By using the latest in microscopy techniques, for the first time ever, the team was able to see our key immune cells rally to defend against the staph, while the staph identified and destroyed them first essentially flip flopping what our body is supposed to do when under attack by a foreign bacteria or virus. Until now, the idea of what happens beneath the skin was theorized, but never actually seen. This is big news not only for scientists and doctors, but just about everyone as anyone is at risk for contracting staph.
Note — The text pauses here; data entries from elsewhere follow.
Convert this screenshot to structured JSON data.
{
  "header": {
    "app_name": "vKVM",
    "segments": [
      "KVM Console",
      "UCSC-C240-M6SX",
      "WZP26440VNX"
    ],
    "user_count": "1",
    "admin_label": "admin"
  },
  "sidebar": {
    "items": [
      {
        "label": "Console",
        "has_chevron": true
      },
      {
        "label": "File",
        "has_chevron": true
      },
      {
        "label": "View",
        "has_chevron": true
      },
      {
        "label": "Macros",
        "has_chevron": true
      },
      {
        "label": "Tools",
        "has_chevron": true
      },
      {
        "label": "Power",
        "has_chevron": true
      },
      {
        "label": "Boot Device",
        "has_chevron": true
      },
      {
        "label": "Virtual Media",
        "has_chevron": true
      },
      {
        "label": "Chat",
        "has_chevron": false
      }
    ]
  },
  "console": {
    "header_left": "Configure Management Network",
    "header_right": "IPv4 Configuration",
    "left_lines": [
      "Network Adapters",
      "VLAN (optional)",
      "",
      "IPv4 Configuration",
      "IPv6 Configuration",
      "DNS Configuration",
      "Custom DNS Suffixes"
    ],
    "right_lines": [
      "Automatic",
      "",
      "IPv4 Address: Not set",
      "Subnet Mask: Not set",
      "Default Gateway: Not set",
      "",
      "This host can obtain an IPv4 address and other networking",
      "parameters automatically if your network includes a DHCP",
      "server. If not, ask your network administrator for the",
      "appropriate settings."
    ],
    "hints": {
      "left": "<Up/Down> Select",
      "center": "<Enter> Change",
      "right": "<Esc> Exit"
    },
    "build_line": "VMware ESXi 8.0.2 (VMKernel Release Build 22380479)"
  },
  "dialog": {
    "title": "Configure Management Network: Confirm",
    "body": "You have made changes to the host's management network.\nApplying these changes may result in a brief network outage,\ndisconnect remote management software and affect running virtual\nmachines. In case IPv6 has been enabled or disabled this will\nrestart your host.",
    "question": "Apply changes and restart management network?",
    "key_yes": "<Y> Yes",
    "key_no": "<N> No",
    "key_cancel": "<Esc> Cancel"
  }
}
As a matter of fact, staph infections kill more people each year than AIDS and tuberculosis combined and since it’s contracted and spread primarily by the skin, it’s crucial that we understand the workings of the bacteria underneath it so we can better combat it.
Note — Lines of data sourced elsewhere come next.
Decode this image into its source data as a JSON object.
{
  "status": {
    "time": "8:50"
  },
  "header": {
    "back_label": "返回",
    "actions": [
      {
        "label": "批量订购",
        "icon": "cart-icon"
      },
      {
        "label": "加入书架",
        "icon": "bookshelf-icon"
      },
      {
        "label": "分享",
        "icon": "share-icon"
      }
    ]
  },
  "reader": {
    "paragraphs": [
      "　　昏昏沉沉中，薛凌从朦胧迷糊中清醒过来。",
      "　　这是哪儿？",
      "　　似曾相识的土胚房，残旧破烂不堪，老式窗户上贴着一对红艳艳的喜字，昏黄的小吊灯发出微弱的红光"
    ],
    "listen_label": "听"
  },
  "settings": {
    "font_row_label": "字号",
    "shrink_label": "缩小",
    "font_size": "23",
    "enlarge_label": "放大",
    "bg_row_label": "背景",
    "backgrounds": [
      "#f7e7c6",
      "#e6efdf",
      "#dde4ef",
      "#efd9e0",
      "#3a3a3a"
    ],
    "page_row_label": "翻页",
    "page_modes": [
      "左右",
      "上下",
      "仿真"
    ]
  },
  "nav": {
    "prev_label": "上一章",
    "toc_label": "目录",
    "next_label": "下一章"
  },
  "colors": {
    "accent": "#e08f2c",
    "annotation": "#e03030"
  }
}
Immune cells known as neutrophils are basically like front line troops protecting against any foreign and potentially dangerous bacteria. When dormant, they live within the small blood vessels. There are also larger immune cells known as macrophages that are aligned outside of our blood vessels. Here’s where it gets very interesting. Ordinarily, when bacteria enters our bodies, neutrophils begin to attack and emerge from the blood vessels primarily at the area where the macrophages are situated. Macrophages release proteins that are designed to help guide the neutrophils out of the blood vessels. The problem, dermatologists found, was that as soon as the staph entered the body, it sent out tiny seek and destroyer compounds called alpha-haemolysin that destroyed the macrophages before they ever had the chance to release their proteins necessary to release the neutrophils and this is a problem.
This process allows the staph bacteria to just keep piling and adding up sort of like an enormous bully inside a playground of weak and scared cells. While all of this sounds terrifying, what it really means is promising. Understanding the inner workings of how a bacteria that kills thousands upon thousands of people each year works, means that we can understand how to fight and treat such threats.